Per l'omicidio lunedì scorso il pg Laura Barbaini ha chiesto alla Corte d'Assise d'Appello di condannare l'ex studente bocconiano a 30 anni di carcere. Oggi a prendere la parola èstata invece la parte civile rappresentata dagli avvocati Gian Luigi Tizzoni e Francesco Compagna i quali hanno evidenziato, nella loro ricostruzione, gli undici indizi che a loro avviso portano a concludere per la colpevolezza di Stasi e a sottolineare le presunte bugie e omissioni da parte del giovane commercialista per tentare di ostacolare le indagini. Gli avvocati non hanno chieto il risarcimento che Stasi dovrà versare alla famiglia Poggi se verrà condannato perl'omicidio di Chiara. Tizzoni ha detto: "Il compito della parte civile è stato dopo tanti anni di chiedere giustizia per Chhiara. Ci siamo rimessi alla valutazione della Corte per la quantificazione del risarcimento e perché stasi sia condannato alal pena di legge".

"11 INDIZI CONTRO STASI" - Gli indizi forniti dall'avvocato Francesco Compagna, escono sostanzialmente rafforzati da questo processo in quanto sono state eseguite nuove perizie disposte dalla corte d'Assise d'Appello con la rinnovazione del dibattimento. Di questi, nove sono già noti, mentre due si sarebbero aggiunti durante quest'ultimo 'capitolo' dell'intricata vicenda.
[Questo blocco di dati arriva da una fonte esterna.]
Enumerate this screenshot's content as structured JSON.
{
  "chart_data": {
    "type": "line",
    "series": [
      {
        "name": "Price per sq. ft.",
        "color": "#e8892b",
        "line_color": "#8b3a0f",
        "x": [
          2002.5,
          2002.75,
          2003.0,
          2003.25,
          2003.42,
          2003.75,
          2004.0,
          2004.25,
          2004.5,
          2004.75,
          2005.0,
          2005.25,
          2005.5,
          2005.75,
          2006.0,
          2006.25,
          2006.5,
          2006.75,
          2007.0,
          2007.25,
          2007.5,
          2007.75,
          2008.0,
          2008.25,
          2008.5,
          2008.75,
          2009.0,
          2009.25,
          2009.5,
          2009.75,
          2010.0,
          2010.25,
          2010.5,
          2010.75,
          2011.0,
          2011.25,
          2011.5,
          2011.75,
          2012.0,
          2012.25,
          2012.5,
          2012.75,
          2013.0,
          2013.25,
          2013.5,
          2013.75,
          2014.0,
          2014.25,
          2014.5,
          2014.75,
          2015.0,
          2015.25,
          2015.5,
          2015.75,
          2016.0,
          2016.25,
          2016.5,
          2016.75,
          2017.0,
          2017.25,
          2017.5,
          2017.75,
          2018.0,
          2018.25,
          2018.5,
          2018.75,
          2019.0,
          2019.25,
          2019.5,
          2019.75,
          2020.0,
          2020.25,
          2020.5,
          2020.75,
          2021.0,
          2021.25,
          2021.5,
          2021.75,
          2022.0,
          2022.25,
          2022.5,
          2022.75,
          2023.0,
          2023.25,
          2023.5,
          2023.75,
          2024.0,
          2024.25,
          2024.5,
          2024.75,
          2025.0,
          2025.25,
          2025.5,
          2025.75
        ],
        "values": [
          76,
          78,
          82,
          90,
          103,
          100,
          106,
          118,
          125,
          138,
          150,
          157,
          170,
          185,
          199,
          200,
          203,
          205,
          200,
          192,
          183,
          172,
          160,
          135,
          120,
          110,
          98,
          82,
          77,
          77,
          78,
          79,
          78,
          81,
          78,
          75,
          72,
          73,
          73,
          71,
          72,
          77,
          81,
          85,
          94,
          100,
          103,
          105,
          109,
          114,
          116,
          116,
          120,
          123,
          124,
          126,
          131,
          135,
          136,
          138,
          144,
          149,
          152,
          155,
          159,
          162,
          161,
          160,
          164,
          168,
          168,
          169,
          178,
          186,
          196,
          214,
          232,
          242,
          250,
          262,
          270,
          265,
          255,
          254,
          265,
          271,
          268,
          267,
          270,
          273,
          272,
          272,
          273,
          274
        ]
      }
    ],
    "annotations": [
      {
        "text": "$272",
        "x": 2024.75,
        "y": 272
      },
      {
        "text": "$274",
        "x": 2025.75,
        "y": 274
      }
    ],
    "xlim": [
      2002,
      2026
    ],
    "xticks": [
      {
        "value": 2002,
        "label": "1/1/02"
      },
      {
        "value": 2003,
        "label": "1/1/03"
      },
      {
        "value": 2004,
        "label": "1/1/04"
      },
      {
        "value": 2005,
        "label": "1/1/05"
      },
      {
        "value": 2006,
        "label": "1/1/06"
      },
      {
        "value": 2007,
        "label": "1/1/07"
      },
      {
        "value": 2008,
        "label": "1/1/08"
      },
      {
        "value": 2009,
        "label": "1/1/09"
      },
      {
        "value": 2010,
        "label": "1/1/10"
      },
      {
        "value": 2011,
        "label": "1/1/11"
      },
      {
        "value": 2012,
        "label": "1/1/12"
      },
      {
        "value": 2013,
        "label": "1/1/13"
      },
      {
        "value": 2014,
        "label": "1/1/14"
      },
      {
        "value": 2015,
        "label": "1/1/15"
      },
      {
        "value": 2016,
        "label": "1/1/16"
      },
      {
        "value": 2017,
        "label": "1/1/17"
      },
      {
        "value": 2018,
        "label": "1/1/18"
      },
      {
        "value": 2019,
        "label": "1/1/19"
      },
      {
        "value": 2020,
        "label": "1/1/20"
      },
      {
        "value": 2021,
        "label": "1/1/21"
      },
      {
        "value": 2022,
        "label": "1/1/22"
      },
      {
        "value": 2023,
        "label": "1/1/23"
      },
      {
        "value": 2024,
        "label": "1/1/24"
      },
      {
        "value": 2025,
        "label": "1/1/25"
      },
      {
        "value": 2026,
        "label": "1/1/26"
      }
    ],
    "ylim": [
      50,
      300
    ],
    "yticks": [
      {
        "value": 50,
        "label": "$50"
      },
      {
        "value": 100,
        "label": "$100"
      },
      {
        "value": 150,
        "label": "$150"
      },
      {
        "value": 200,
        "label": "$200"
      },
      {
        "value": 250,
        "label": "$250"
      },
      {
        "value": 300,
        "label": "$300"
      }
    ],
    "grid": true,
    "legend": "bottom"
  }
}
Una delle novita' consisterebbe nei presunti graffi "freschi" sul braccio sinistro di Stasi, di cui non esistono fotografie, ma la cui presenza e' stata confermata da due carabinieri sentiti nell'ambito dell'appello bis. L'altro indizio 'inedito' sarebbe l'individuazione della marca, del modello e del numero, il 42, come quello di Stasi, delle scarpe con la suola a pallini le cui impronte sono state rinvenute sulla scena del delitto. Gli altri indizi riguardano il dna sul pedale della bicicletta di Alberto Stasi, rinforzato perché il pedale non è di serie; l'impronta digitale del giovane sul dispenser del bagno dove si è lavato l'assassino, rinforzato dal fatto che sono state adesso evidenziate le macchie dei polpastrelli insanguinati rimaste sulla spalla del pigiama di Chiara; il rapporto confidenzialità tra Chiara e il presunto assassino Alberto, rinforzato dalle ulteriori indagini su altre persone (amici/parenti). Altri indizi sono la criticità dei rapporti tra i due ragazzi e l'assenza di alibi, che però, pur esistendo, non hanno subito alcun rafforzamento. Al contrario, l'indizio delle scarpe di Alberto Stasi rimaste pulite dopo la scoperta del corpo della fidanzata e l'assenza di queste tracce sulle macchie secche e/o umide e sul tappetino dell'auto ne esce completamente rafforzato grazie alla perizia Testi Bitelli Vittuari. Inoltre, le falsità del racconto di Stasi (viso bianco, mancata visione del lago di sangue intorno al corpo, etc.) si è rafforzata in relazione allo scivolamento del corpo che sarebbe durato pochi secondi, e quindi un tempo in cui l'assassino ha potuto vedere sostanzialmente la posizione finale lungo le scale. Ci sono poi la telefonata al 118 e la bicicletta nera non dichiarata (adesso non ne ha dichiarate almeno due e Marchetto ha mentito). 

Nel corso dell'udienza, quindi, i legali di parte civile hanno ricapitolato tutte le ragioni per le quali Stasi non può che essere l'omicida della fidanzata. In particolare, per l'avvocato Compagna, "una volta che possiamo stabilire che questa presunta scoperta del cadavere da parte di Stasi non c'é stata perché non era possibile attraversare la scena del crimine" senza sporcarsi le scarpe di sangue, "nè senza lasciare tracce, nè in termini di impronte, nè di trasferimento di sangue e di altre prove", vuol dire che l'imputato "ha raccontato agli inquirenti quello che sapeva per essere stato l'artefice dell'omicidio". "Il percorso che lui dice di aver fatto in quella casa - afferma - coincide a quello fatto dell'assassino". Subito dopo il legale Francesco Compagna, ha preso la parola la parola l'altro avvocato di parte civile, Gian Luigi Tizzoni, che ha concluso associandosi alla richiesta già formulata dalla Procura Generale di condannare Stasi a 30 anni di carcere. Rita Poggi, ha commentatao: "Speriamo che dopo sette anni ci sia giustizia per Chiara".